STF rejeita ação contra renovação automática da CNH proposta por psicólogos do trânsito
Ministro Flávio Dino afirma que a Associação Brasileira de Psicologia do Trânsito não tem legitimidade para contestar medida.
O ministro Flávio Dino, do Supremo Tribunal Federal (STF), negou nesta quinta-feira, 29, um pedido da Associação Brasileira de Psicologia do Trânsito (Abrapsit) que questionava a validade da renovação automática da Carteira Nacional de Habilitação (CNH).
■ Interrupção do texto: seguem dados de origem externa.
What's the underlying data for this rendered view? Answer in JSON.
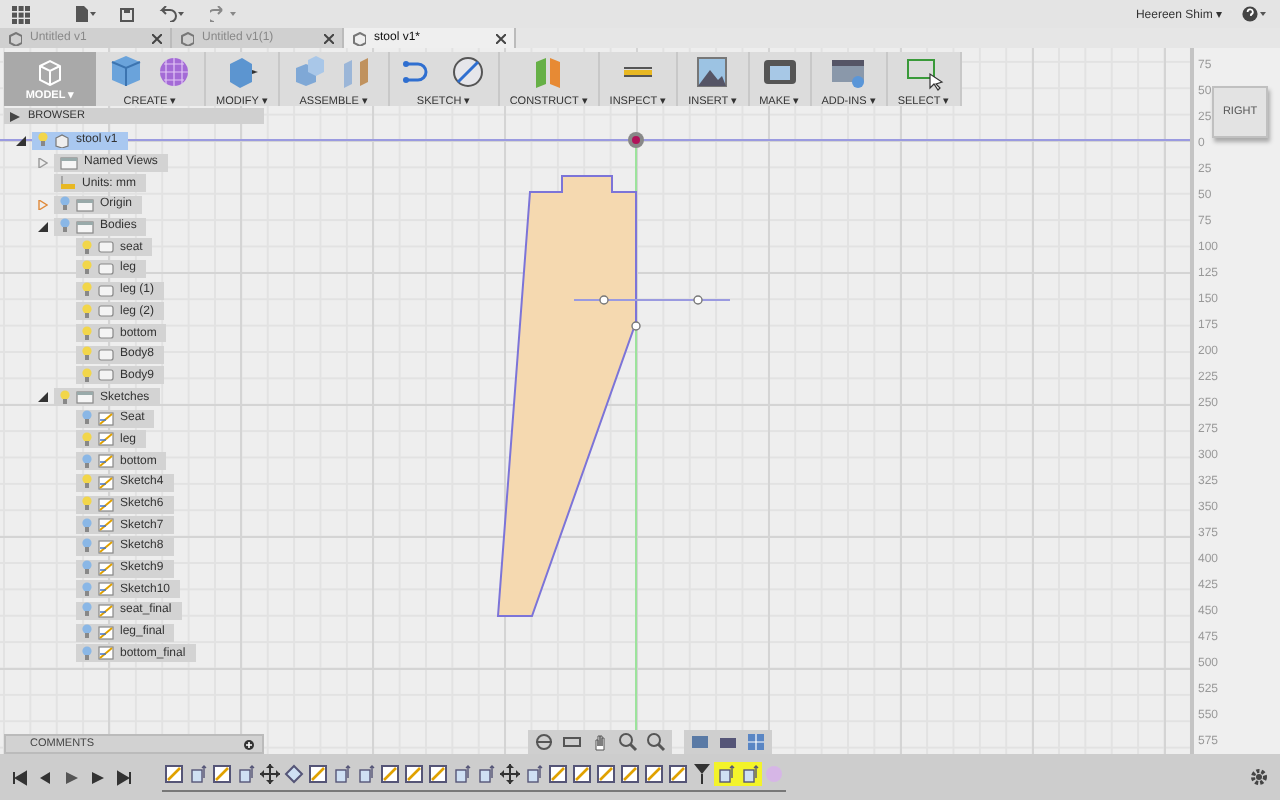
{
  "top_bar": {
    "user": "Heereen Shim ▾"
  },
  "tabs": [
    {
      "label": "Untitled v1",
      "selected": false
    },
    {
      "label": "Untitled v1(1)",
      "selected": false
    },
    {
      "label": "stool v1*",
      "selected": true
    }
  ],
  "toolbar": {
    "workspace": "MODEL ▾",
    "groups": [
      {
        "label": "CREATE ▾",
        "kind": "create"
      },
      {
        "label": "MODIFY ▾",
        "kind": "modify"
      },
      {
        "label": "ASSEMBLE ▾",
        "kind": "assemble"
      },
      {
        "label": "SKETCH ▾",
        "kind": "sketch"
      },
      {
        "label": "CONSTRUCT ▾",
        "kind": "construct"
      },
      {
        "label": "INSPECT ▾",
        "kind": "inspect"
      },
      {
        "label": "INSERT ▾",
        "kind": "insert"
      },
      {
        "label": "MAKE ▾",
        "kind": "make"
      },
      {
        "label": "ADD-INS ▾",
        "kind": "addins"
      },
      {
        "label": "SELECT ▾",
        "kind": "select"
      }
    ]
  },
  "browser": {
    "title": "BROWSER",
    "tree": [
      {
        "label": "stool v1",
        "kind": "component",
        "visible": true,
        "expanded": true,
        "selected": true,
        "children": [
          {
            "label": "Named Views",
            "kind": "views",
            "expanded": false,
            "selected": false
          },
          {
            "label": "Units: mm",
            "kind": "units",
            "selected": false
          },
          {
            "label": "Origin",
            "kind": "folder",
            "visible": false,
            "expanded": false,
            "selected": false
          },
          {
            "label": "Bodies",
            "kind": "folder",
            "visible": false,
            "expanded": true,
            "selected": false,
            "children": [
              {
                "label": "seat",
                "kind": "body",
                "visible": true,
                "selected": false
              },
              {
                "label": "leg",
                "kind": "body",
                "visible": true,
                "selected": false
              },
              {
                "label": "leg (1)",
                "kind": "body",
                "visible": true,
                "selected": false
              },
              {
                "label": "leg (2)",
                "kind": "body",
                "visible": true,
                "selected": false
              },
              {
                "label": "bottom",
                "kind": "body",
                "visible": true,
                "selected": false
              },
              {
                "label": "Body8",
                "kind": "body",
                "visible": true,
                "selected": false
              },
              {
                "label": "Body9",
                "kind": "body",
                "visible": true,
                "selected": false
              }
            ]
          },
          {
            "label": "Sketches",
            "kind": "folder",
            "visible": true,
            "expanded": true,
            "selected": false,
            "children": [
              {
                "label": "Seat",
                "kind": "sketch",
                "visible": false,
                "selected": false
              },
              {
                "label": "leg",
                "kind": "sketch",
                "visible": true,
                "selected": false
              },
              {
                "label": "bottom",
                "kind": "sketch",
                "visible": false,
                "selected": false
              },
              {
                "label": "Sketch4",
                "kind": "sketch",
                "visible": true,
                "selected": false
              },
              {
                "label": "Sketch6",
                "kind": "sketch",
                "visible": true,
                "selected": false
              },
              {
                "label": "Sketch7",
                "kind": "sketch",
                "visible": false,
                "selected": false
              },
              {
                "label": "Sketch8",
                "kind": "sketch",
                "visible": false,
                "selected": false
              },
              {
                "label": "Sketch9",
                "kind": "sketch",
                "visible": false,
                "selected": false
              },
              {
                "label": "Sketch10",
                "kind": "sketch",
                "visible": false,
                "selected": false
              },
              {
                "label": "seat_final",
                "kind": "sketch",
                "visible": false,
                "selected": false
              },
              {
                "label": "leg_final",
                "kind": "sketch",
                "visible": false,
                "selected": false
              },
              {
                "label": "bottom_final",
                "kind": "sketch",
                "visible": false,
                "selected": false
              }
            ]
          }
        ]
      }
    ]
  },
  "comments": {
    "title": "COMMENTS"
  },
  "view_cube": {
    "label": "RIGHT"
  },
  "ruler": [
    "75",
    "50",
    "25",
    "0",
    "25",
    "50",
    "75",
    "100",
    "125",
    "150",
    "175",
    "200",
    "225",
    "250",
    "275",
    "300",
    "325",
    "350",
    "375",
    "400",
    "425",
    "450",
    "475",
    "500",
    "525",
    "550",
    "575"
  ],
  "timeline": [
    {
      "kind": "sketch",
      "selected": false
    },
    {
      "kind": "extrude",
      "selected": false
    },
    {
      "kind": "sketch",
      "selected": false
    },
    {
      "kind": "extrude",
      "selected": false
    },
    {
      "kind": "move",
      "selected": false
    },
    {
      "kind": "joint",
      "selected": false
    },
    {
      "kind": "sketch",
      "selected": false
    },
    {
      "kind": "extrude",
      "selected": false
    },
    {
      "kind": "extrude",
      "selected": false
    },
    {
      "kind": "sketch",
      "selected": false
    },
    {
      "kind": "sketch",
      "selected": false
    },
    {
      "kind": "sketch",
      "selected": false
    },
    {
      "kind": "extrude",
      "selected": false
    },
    {
      "kind": "extrude",
      "selected": false
    },
    {
      "kind": "move",
      "selected": false
    },
    {
      "kind": "extrude",
      "selected": false
    },
    {
      "kind": "sketch",
      "selected": false
    },
    {
      "kind": "sketch",
      "selected": false
    },
    {
      "kind": "sketch",
      "selected": false
    },
    {
      "kind": "sketch",
      "selected": false
    },
    {
      "kind": "sketch",
      "selected": false
    },
    {
      "kind": "sketch",
      "selected": false
    },
    {
      "kind": "marker",
      "selected": false
    },
    {
      "kind": "extrude",
      "selected": true
    },
    {
      "kind": "extrude",
      "selected": true
    },
    {
      "kind": "form",
      "selected": false
    }
  ]
}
A decisão foi baseada na falta de legitimidade da entidade para propor tal ação.
A nova regra, instituída por meio da Medida Provisória nº 1.327, de 2025, dispensa motoristas sem infrações de trânsito nos últimos 12 meses da realização de exames médicos e psicológicos para a renovação da CNH. Segundo o ministro, a Abrapsit, que reúne profissionais de diversas áreas, não representa uma categoria homogênea, o que é um requisito legal para a propositura de ações desse tipo.
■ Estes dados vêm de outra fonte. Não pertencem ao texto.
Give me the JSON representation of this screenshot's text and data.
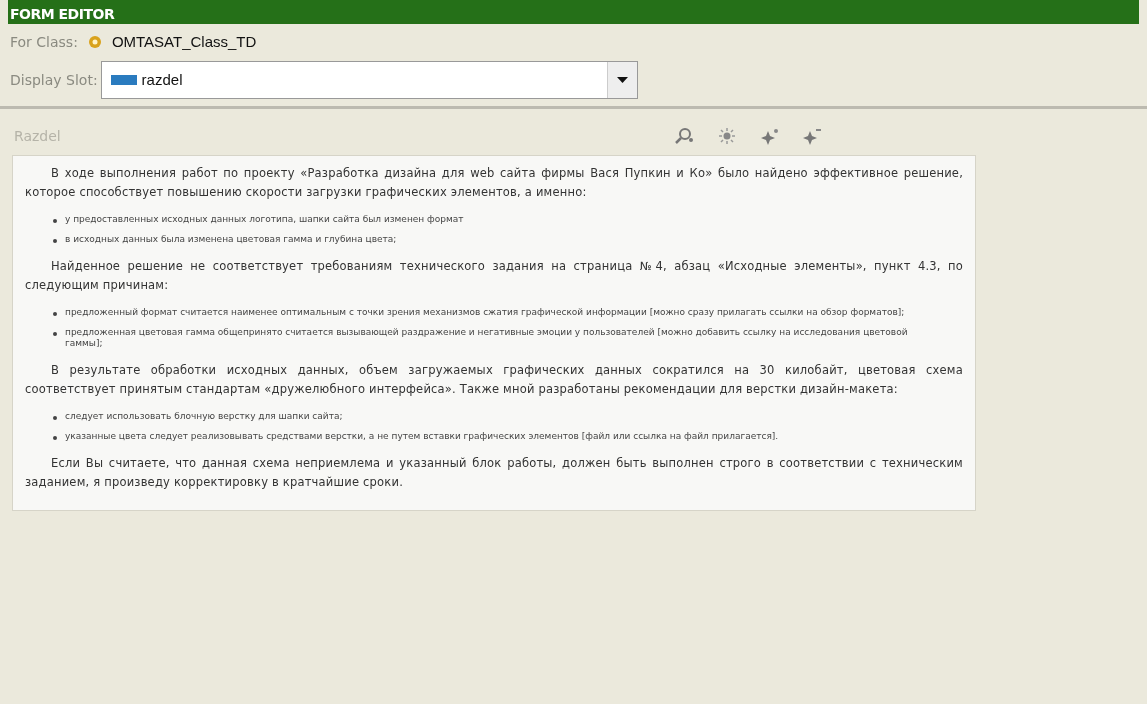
{
  "header": {
    "title": "FORM EDITOR"
  },
  "for_class": {
    "label": "For Class:",
    "value": "OMTASAT_Class_TD"
  },
  "display_slot": {
    "label": "Display Slot:",
    "value": "razdel"
  },
  "section": {
    "title": "Razdel"
  },
  "content": [
    {
      "kind": "paragraph",
      "text": "В ходе выполнения работ по проекту «Разработка дизайна для web сайта фирмы Вася Пупкин и Ко» было найдено эффективное решение, которое способствует повышению скорости загрузки графических элементов, а именно:"
    },
    {
      "kind": "list",
      "items": [
        "у предоставленных исходных данных логотипа, шапки сайта был изменен формат",
        "в исходных данных была изменена цветовая гамма и глубина цвета;"
      ]
    },
    {
      "kind": "paragraph",
      "text": "Найденное решение не соответствует требованиям технического задания на страница №4, абзац «Исходные элементы», пункт 4.3, по следующим причинам:"
    },
    {
      "kind": "list",
      "items": [
        "предложенный формат считается наименее оптимальным с точки зрения механизмов сжатия графической информации [можно сразу прилагать ссылки на обзор форматов];",
        "предложенная цветовая гамма общепринято считается вызывающей раздражение и негативные эмоции у пользователей [можно добавить ссылку на исследования цветовой гаммы];"
      ]
    },
    {
      "kind": "paragraph",
      "text": "В результате обработки исходных данных, объем загружаемых графических данных сократился на 30 килобайт, цветовая схема соответствует принятым стандартам «дружелюбного интерфейса». Также мной разработаны рекомендации для верстки дизайн-макета:"
    },
    {
      "kind": "list",
      "items": [
        "следует использовать блочную верстку для шапки сайта;",
        "указанные цвета следует реализовывать средствами верстки, а не путем вставки графических элементов [файл или ссылка на файл прилагается]."
      ]
    },
    {
      "kind": "paragraph",
      "text": "Если Вы считаете, что данная схема неприемлема и указанный блок работы, должен быть выполнен строго в соответствии с техническим заданием, я произведу корректировку в кратчайшие сроки."
    }
  ]
}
Em sua análise, Dino destacou que “a qualificação como entidade de classe pressupõe a representação de categoria homogênea”. Ele ressaltou que a Abrapsit inclui em sua composição conselhos de fiscalização profissional, clínicas médicas e associações civis com finalidades distintas, o que não atende ao critério de unidade necessária para a ação.
Além disso, o ministro observou que, embora a associação tenha membros em diferentes estados do Brasil, isso não comprova seu caráter nacional, outro requisito exigido pela legislação para a propositura de ações no STF.
A decisão do STF mantém a validade da renovação automática da CNH, que se aplica a condutores que não cometeram infrações nos últimos 12 meses e que estão registrados no Registro Nacional Positivo de Condutores (RNPC).
As novas regras para a CNH, além de simplificarem o processo de renovação, também permitem que o procedimento inicial seja realizado de forma digital, por meio do site do Ministério dos Transportes ou pelo aplicativo da Carteira Digital de Trânsito.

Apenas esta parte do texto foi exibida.